Gain and loss of plasmid-borne antibiotic resistance genes are associated with their chromosomal counterparts and the broader plasmid gene repertoire in Enterobacteriaceae

Plasmids are central vehicles for the dissemination of antibiotic resistance genes (ARGs). They are among the most mobile and evolvable genetic elements, with broad host ranges and high rates of gene turnover, making them especially effective in spreading antibiotic resistance across bacterial lineages. Using the phylogeny-aware gene gain and loss model applied to 6,895 Enterobacteriaceae genomes, we quantified four evolutionary processes—gene gain, loss, expansion, and reduction— for plasmid-borne genes. We found that, overall, plasmid-borne ARGs (pARGs) exhibit similar gain and loss rates compared with other plasmid genes, but significantly higher expansion and reduction rates.

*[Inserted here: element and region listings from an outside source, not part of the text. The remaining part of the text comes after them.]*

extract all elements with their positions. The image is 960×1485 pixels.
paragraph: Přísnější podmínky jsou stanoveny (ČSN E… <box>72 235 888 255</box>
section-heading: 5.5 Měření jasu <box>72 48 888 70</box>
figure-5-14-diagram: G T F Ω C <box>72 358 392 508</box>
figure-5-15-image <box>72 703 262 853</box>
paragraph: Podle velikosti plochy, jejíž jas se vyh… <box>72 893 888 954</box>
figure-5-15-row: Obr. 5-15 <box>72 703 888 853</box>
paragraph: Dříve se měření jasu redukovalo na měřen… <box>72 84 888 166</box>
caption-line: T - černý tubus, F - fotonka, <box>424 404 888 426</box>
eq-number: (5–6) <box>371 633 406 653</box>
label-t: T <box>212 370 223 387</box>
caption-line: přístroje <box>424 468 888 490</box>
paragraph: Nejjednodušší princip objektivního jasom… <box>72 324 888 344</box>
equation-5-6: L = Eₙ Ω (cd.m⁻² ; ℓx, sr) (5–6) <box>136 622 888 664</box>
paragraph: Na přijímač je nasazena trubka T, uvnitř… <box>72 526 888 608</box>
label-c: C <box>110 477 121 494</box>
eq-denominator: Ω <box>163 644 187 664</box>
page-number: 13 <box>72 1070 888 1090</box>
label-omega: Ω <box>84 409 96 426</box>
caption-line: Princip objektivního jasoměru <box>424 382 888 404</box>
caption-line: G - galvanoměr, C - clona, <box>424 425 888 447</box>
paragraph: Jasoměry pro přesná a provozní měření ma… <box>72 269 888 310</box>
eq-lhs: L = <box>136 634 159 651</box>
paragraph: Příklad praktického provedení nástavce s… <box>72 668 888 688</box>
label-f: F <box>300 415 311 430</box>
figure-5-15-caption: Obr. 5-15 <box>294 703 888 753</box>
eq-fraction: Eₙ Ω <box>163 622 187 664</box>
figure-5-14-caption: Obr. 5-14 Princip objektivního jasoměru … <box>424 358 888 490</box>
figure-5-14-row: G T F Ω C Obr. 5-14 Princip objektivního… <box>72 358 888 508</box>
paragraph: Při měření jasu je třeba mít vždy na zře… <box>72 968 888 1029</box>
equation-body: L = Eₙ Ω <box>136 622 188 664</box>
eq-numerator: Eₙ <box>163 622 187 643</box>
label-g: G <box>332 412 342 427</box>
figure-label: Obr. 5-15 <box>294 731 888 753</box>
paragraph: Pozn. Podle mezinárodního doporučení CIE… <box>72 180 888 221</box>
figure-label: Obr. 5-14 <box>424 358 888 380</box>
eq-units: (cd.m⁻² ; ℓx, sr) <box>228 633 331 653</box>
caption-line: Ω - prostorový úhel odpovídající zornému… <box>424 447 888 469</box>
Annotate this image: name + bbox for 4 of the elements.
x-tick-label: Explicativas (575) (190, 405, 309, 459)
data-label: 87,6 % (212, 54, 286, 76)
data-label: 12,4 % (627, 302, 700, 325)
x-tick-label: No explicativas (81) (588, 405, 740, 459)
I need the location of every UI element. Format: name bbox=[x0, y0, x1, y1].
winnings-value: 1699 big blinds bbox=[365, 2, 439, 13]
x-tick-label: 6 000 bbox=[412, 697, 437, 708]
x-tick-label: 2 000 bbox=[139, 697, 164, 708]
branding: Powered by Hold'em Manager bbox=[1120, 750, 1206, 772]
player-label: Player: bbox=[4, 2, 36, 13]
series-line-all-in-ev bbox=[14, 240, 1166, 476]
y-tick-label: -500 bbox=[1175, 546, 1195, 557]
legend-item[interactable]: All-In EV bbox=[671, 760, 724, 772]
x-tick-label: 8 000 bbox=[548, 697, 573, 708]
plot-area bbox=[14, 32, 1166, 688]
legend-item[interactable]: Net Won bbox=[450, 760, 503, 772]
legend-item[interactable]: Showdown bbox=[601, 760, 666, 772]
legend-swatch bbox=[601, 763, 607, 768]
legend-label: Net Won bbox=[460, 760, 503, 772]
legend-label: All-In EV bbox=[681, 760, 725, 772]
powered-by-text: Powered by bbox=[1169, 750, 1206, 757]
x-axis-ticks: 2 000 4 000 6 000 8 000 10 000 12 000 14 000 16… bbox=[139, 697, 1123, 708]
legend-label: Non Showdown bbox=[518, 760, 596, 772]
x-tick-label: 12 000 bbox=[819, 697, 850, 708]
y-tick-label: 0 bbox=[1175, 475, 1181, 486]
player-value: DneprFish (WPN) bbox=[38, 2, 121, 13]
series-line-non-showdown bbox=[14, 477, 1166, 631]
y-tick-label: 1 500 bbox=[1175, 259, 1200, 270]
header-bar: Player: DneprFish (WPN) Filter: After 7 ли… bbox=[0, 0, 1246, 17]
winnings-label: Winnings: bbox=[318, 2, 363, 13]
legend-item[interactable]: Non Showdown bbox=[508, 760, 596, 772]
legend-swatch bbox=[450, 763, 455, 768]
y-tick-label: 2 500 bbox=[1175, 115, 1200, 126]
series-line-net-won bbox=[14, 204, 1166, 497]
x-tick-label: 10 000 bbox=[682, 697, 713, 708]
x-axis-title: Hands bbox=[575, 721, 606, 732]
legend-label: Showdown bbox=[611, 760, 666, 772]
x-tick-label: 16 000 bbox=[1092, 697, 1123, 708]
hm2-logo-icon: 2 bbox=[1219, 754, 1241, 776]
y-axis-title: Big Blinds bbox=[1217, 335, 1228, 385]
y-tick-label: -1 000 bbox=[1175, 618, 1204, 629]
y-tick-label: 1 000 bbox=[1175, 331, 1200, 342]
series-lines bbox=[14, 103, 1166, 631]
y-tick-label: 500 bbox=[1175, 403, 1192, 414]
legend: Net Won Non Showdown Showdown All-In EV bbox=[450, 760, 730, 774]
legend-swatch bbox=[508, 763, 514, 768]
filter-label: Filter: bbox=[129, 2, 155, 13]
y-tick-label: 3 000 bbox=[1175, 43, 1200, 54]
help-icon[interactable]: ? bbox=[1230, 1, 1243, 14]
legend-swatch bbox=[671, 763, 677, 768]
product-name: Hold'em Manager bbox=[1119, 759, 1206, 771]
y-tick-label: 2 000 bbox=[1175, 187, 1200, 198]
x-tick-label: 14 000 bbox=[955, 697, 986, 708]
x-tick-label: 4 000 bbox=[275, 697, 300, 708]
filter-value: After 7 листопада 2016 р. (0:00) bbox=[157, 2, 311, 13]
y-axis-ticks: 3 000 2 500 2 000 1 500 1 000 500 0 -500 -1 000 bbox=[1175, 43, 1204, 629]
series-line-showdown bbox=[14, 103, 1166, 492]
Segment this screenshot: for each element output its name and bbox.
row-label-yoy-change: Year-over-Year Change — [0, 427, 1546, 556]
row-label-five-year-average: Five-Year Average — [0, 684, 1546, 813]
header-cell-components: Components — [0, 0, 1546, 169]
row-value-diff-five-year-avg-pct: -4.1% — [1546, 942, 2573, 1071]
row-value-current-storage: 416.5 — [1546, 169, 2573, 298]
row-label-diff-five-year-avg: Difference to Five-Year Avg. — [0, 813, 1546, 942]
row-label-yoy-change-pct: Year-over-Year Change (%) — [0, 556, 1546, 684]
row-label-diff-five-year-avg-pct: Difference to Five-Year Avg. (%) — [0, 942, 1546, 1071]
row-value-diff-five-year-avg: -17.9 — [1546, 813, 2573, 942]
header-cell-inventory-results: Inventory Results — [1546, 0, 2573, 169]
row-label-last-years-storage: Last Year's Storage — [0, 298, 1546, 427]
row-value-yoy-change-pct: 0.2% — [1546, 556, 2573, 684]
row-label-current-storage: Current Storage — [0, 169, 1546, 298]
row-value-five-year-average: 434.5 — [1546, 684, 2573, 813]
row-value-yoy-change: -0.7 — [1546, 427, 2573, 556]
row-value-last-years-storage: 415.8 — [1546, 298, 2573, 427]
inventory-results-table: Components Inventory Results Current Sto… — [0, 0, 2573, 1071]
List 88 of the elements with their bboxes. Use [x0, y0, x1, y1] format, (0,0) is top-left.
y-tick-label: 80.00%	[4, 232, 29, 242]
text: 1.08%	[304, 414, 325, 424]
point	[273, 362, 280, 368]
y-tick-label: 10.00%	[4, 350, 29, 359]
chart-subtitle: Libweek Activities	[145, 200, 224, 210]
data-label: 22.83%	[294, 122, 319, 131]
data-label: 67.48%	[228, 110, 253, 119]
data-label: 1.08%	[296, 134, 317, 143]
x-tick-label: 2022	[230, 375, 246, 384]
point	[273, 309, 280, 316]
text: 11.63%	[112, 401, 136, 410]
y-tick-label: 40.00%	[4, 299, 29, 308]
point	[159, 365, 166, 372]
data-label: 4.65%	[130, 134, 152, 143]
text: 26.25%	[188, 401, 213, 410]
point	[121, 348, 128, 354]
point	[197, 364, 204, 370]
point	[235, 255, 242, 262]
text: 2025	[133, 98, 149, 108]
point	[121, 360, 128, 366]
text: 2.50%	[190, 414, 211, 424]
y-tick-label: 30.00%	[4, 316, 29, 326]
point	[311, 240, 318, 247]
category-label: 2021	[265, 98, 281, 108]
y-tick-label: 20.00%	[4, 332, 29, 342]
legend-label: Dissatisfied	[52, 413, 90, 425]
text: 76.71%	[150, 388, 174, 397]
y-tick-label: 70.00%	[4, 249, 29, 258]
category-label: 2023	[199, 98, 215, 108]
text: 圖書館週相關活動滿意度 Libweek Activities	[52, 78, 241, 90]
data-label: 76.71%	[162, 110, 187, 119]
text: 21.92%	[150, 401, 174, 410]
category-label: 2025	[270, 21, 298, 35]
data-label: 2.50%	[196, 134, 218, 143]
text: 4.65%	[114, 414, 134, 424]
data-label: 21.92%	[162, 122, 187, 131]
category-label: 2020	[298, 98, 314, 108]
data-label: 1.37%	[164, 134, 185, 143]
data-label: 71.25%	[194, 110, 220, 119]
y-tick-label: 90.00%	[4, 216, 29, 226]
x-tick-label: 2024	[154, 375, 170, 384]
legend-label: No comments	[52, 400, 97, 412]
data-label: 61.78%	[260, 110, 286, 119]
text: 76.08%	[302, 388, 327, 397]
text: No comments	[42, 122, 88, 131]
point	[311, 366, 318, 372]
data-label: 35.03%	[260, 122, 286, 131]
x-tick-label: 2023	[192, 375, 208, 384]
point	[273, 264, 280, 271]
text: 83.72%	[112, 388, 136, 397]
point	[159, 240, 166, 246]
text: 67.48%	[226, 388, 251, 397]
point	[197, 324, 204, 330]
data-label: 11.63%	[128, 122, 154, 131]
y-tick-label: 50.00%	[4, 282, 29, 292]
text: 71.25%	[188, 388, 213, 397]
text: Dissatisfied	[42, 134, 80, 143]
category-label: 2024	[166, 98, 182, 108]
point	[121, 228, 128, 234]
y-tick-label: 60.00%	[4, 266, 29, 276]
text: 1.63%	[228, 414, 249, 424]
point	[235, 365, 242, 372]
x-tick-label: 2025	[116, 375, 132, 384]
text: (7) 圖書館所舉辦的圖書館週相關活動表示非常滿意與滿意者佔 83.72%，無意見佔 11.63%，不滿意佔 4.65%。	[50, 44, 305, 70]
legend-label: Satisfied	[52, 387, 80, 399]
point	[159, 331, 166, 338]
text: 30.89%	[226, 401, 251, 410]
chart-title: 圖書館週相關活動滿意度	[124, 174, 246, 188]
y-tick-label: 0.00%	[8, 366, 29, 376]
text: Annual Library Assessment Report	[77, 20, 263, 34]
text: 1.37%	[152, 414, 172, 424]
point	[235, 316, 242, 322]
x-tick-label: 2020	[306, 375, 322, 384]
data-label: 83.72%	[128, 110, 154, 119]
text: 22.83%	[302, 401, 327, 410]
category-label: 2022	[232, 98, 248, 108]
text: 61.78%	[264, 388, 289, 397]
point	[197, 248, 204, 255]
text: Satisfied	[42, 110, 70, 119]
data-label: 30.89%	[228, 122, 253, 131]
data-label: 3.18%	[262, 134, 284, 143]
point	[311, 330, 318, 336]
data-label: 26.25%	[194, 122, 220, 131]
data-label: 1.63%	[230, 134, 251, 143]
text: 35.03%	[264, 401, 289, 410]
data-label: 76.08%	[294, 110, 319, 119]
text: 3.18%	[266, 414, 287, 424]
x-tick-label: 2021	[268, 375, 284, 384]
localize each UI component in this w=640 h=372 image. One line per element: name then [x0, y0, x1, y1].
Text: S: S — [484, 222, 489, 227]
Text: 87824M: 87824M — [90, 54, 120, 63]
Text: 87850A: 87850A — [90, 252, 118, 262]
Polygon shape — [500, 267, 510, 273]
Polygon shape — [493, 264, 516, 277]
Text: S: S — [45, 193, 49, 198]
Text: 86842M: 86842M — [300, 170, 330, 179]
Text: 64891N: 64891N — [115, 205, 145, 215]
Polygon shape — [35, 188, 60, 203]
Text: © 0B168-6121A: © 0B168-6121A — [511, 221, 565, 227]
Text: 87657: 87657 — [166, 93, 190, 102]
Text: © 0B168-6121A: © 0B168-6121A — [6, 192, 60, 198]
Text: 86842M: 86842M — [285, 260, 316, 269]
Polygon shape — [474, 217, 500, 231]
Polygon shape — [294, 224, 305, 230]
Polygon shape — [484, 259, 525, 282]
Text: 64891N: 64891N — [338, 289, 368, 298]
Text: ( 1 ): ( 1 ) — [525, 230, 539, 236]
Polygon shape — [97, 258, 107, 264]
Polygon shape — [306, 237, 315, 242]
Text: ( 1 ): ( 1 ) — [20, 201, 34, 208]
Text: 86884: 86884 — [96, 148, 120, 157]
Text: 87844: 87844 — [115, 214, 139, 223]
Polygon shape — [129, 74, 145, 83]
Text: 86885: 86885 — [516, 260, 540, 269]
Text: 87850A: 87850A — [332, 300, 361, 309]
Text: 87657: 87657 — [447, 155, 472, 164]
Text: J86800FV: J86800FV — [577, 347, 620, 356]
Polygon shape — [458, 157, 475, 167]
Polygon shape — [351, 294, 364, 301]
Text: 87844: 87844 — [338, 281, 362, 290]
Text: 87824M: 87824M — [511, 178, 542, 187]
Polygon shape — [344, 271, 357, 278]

All four processes were strongly species dependent, with only a minor influence of antibiotic class. Further, pARGs were co-transferred with a broad range of plasmid functional genes, including defense, metabolic, and mobilome modules throughout evolutionary history. Moreover, bacterial clades harboring chromosomal ARGs (cARGs) showed significantly higher acquisition of plasmid-borne resistance than did their sister clades lacking corresponding cARGs. Our results demonstrate that pARGs in Enterobacteriaceae are co-transferred with the broader plasmid gene repertoire on an evolutionary timescale, whereas copy-number dynamics are distinct from plasmids. Moreover, cARGs can serve as markers of lineages predisposed to accumulate plasmid-mediated resistance.